The high court issued an order Wednesday announcing Clement's "invitation" to brief and argue the case. The justices agreed last week to hear Seila Law v. CFPB, a major test of the president's power to fire the heads of independent agencies. The consumer bureau director, who serves a five-year term, can only be fired for cause, not at-will. The court has not set an argument date.

Clement, who has argued more than 95 high court cases, is likely to face off against Kannon Shanmugam, the appellate leader at Paul, Weiss, Rifkind, Wharton & Garrison who was counsel of record on Seila Law's petition at the Supreme Court. Shanmugam is challenging a ruling from the U.S. Court of Appeals for the Ninth Circuit, which upheld the lawfulness of the consumer bureau's single-director design.

A former clerk to the late Justice Antonin Scalia, Clement has argued broadly for business community interests at the Supreme Court, and his defense of the consumer bureau would put him at odds—at least in this case—with groups such as the U.S. Chamber of Commerce and others that have questioned the power of the CFPB director. Republicans on Capitol Hill have long lambasted the consumer bureau.

Justice Elena Kagan serves as the "circuit justice" for the Ninth Circuit, overseeing administrative matters. The circuit justice generally is responsible for picking a lawyer who will argue in situations where a friend-of-the-court is needed to defend a lower court decision. It was not immediately clear if that was how Clement was chosen. Clement was not reached for comment Wednesday.

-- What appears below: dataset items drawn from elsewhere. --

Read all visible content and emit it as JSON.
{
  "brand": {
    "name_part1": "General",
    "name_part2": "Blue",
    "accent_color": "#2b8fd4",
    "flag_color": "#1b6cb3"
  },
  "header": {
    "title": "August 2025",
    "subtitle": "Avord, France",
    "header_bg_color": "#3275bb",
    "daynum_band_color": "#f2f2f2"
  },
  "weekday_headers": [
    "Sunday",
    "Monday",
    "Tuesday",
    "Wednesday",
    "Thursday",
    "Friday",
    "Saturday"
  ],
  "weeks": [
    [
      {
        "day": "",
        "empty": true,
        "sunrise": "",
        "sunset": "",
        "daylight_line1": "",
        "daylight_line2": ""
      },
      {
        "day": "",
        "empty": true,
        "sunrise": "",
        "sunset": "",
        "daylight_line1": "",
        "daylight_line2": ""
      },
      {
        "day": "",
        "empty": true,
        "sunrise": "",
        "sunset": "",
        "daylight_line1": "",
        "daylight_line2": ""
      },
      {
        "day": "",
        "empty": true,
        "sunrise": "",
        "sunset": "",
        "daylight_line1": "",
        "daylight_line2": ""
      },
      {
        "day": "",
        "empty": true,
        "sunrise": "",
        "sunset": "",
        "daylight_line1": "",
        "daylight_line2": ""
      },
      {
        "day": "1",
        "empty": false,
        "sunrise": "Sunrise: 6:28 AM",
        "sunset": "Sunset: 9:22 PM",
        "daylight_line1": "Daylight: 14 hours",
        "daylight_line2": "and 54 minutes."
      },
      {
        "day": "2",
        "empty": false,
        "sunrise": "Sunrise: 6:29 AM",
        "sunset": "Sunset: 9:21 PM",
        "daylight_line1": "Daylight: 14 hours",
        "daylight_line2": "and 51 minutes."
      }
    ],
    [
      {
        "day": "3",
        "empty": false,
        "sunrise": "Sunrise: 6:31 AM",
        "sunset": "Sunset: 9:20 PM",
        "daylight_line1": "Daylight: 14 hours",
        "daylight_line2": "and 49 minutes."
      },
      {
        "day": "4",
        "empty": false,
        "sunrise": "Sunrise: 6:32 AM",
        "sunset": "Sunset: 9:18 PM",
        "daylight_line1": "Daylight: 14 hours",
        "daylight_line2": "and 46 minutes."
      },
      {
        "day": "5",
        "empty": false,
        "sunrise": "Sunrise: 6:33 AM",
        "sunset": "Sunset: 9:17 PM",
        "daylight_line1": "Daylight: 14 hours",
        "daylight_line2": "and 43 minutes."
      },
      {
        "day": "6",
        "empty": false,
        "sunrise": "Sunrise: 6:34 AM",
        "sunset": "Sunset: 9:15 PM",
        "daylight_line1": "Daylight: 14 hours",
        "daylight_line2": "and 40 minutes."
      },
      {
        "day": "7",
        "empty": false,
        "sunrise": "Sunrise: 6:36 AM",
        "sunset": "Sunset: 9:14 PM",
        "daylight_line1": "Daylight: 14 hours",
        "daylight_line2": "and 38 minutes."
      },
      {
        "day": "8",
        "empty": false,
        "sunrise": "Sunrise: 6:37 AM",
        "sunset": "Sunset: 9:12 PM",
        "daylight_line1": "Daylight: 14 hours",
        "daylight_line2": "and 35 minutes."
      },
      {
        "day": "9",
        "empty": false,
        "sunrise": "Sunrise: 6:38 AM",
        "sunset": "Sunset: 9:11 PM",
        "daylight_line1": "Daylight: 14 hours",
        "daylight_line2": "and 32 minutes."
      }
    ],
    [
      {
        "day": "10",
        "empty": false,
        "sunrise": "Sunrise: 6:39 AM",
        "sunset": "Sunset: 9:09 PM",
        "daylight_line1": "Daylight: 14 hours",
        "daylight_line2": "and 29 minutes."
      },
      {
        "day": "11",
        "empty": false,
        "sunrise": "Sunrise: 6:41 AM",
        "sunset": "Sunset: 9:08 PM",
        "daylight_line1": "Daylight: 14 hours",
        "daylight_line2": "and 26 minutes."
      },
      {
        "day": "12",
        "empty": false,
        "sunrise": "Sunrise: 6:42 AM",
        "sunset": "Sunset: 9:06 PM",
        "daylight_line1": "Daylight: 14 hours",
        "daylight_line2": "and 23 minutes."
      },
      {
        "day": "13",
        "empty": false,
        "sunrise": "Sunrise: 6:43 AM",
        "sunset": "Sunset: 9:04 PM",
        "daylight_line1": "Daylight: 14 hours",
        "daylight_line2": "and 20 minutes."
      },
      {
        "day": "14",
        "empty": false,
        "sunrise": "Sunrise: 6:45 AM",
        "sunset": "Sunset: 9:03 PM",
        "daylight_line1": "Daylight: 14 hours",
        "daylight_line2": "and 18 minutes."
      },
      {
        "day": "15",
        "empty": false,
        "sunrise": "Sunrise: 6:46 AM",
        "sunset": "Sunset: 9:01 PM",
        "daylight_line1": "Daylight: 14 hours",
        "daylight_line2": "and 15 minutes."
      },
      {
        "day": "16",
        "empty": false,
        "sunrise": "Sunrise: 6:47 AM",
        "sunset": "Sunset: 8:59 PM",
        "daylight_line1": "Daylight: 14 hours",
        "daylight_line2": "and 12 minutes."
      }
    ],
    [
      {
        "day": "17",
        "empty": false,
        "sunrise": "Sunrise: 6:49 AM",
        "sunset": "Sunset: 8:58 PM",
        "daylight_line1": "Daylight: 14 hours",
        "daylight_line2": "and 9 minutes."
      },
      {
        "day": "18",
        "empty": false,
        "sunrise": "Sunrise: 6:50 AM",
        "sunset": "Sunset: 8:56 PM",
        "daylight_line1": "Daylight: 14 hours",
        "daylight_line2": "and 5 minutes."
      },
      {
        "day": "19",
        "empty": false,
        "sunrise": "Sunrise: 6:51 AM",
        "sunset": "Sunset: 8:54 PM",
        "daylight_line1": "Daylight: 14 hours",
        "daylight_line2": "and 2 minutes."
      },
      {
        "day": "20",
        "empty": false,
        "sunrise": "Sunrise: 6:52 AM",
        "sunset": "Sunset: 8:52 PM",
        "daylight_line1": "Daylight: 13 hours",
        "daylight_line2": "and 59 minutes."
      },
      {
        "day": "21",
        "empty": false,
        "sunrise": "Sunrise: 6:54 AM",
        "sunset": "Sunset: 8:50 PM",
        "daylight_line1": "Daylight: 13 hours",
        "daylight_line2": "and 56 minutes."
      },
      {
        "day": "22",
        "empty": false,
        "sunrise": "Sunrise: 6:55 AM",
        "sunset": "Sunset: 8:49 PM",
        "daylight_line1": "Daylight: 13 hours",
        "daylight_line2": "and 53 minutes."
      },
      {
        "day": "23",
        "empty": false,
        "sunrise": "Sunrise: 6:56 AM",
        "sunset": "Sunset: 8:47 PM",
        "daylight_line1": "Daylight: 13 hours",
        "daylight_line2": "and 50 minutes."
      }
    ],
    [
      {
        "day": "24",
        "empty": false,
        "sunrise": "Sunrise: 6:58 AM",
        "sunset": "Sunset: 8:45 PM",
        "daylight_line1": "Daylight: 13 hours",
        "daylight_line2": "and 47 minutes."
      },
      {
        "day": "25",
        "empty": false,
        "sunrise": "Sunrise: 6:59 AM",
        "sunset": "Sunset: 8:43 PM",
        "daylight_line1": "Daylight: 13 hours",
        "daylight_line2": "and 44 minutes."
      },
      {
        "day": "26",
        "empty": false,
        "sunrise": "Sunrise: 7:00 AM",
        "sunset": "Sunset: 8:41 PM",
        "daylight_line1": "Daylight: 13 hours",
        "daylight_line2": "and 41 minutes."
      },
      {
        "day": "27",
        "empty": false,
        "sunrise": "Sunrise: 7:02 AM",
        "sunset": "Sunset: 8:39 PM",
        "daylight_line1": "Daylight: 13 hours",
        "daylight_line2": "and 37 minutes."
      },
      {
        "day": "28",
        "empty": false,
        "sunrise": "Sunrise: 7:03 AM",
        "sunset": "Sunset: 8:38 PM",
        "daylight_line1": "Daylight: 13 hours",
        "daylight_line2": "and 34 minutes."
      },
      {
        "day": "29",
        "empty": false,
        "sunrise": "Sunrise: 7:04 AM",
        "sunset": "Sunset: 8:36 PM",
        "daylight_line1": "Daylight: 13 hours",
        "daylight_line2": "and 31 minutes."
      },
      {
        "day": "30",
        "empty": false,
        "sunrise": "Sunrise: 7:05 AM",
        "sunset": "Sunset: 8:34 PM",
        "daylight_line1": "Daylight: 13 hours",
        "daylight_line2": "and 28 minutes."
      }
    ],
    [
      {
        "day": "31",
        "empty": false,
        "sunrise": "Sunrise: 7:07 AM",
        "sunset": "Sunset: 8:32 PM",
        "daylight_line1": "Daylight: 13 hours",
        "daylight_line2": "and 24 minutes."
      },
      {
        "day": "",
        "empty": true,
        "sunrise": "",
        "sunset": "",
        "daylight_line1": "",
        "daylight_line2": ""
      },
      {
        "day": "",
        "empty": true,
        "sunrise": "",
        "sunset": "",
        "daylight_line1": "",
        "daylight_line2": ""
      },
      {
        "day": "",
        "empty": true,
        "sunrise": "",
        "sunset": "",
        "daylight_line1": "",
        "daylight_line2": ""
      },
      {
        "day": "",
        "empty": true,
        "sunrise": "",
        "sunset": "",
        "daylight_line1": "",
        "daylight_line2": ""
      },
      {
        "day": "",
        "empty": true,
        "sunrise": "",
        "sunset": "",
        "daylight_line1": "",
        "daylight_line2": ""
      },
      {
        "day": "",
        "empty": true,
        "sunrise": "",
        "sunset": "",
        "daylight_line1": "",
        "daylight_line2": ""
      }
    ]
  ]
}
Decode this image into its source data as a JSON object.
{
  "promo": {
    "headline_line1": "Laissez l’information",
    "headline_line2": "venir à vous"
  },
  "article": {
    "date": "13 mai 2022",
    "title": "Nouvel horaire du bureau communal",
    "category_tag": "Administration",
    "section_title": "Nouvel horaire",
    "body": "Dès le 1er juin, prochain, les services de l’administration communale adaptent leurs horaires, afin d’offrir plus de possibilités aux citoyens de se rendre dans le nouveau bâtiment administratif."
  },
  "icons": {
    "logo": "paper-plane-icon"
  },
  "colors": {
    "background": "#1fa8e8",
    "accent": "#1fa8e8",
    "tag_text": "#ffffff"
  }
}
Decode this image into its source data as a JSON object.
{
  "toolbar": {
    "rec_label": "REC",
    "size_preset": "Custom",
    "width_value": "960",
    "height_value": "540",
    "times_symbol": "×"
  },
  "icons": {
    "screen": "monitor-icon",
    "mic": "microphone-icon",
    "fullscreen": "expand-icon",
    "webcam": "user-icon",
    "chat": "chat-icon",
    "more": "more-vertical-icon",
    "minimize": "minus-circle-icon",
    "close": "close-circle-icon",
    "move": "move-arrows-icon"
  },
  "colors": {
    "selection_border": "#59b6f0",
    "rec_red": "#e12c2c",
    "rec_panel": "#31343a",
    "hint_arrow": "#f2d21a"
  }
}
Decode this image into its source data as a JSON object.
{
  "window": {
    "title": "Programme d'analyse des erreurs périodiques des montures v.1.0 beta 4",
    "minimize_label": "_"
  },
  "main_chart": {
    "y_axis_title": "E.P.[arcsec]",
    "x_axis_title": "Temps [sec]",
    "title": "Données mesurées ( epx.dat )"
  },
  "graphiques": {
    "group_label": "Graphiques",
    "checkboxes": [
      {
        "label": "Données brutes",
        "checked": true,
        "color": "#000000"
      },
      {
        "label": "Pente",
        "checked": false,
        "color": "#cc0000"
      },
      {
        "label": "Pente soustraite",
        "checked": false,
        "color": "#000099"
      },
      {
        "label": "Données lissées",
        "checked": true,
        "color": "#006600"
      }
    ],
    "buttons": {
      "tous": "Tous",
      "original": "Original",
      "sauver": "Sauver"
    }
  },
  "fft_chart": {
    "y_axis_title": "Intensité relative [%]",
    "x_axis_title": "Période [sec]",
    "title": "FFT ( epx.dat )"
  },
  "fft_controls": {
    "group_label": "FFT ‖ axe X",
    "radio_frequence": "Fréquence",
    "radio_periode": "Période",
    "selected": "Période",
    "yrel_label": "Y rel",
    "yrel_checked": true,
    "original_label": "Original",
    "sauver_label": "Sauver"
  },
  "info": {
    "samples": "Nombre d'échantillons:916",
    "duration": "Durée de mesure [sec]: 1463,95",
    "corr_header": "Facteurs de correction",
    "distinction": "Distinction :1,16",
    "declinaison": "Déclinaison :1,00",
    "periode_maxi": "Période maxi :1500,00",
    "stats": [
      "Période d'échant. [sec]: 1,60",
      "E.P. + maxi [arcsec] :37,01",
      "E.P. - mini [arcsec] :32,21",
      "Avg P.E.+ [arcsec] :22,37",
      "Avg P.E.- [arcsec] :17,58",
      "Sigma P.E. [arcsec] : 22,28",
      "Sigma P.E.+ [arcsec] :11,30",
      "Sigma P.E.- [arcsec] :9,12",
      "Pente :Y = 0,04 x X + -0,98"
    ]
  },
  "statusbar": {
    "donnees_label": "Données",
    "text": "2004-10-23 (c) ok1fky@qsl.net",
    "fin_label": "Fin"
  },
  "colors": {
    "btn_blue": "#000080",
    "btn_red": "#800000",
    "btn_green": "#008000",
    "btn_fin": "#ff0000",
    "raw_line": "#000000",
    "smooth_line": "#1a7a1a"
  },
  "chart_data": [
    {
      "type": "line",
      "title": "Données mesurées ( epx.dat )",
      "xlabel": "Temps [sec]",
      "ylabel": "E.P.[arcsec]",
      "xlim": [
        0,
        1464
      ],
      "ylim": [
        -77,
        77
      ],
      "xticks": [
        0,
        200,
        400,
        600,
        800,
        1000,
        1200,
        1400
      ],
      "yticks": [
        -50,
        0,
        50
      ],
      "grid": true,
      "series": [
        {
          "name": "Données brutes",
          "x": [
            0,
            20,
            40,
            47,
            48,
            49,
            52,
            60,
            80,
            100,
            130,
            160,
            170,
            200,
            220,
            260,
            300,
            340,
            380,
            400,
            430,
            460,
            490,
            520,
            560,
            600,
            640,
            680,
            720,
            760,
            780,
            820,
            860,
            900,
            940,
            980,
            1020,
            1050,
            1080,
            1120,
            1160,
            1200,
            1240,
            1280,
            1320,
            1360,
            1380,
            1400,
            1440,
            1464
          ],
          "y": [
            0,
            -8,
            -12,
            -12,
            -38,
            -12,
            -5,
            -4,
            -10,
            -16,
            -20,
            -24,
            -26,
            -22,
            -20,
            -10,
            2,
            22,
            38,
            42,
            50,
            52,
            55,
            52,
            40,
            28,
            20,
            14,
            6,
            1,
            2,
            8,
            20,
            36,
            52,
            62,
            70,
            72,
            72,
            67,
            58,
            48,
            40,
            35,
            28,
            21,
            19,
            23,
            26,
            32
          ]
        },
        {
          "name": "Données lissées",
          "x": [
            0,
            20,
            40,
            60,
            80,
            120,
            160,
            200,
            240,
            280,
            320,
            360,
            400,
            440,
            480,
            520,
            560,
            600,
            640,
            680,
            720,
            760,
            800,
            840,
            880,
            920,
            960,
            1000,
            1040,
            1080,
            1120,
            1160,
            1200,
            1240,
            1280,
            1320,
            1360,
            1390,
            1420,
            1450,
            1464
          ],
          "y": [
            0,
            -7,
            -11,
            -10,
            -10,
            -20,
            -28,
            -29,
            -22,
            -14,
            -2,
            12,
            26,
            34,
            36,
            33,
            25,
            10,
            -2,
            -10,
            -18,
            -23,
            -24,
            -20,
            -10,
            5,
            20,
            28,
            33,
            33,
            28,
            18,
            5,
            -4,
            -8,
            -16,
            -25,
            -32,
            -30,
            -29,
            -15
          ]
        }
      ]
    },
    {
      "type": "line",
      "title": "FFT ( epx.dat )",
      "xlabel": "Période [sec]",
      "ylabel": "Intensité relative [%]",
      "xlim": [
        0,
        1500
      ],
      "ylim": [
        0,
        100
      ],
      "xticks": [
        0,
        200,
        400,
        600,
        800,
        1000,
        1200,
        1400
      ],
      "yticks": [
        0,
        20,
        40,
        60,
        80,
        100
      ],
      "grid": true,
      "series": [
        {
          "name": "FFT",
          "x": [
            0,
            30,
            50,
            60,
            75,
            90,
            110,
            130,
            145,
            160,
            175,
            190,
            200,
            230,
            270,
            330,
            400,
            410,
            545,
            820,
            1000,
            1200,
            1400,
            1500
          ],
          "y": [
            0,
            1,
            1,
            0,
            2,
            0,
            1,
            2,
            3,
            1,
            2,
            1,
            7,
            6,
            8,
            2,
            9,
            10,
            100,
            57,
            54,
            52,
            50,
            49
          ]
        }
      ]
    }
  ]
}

The Justice Department and the consumer bureau, now led by a Senate-confirmed Trump appointee, Kathy Kraninger, have taken sides with Seila Law in its challenge to the consumer bureau. The Justice Department and consumer bureau under the Obama administration had fought cases challenging the independence of the bureau, born from the Dodd-Frank Wall Street Reform laws of 2010.

The Justice Department had suggested the court appoint an amicus curiae to defend the Ninth Circuit's decision.

For many years, the Supreme Court turned to former law clerks to argue positions that one side or the other had abandoned. Last year, the Supreme Court went outside those ranks for the first time in more than a decade when it picked Atlanta solo practitioner Amy Weil to argue the Social Security case Culberston v. Berryhill.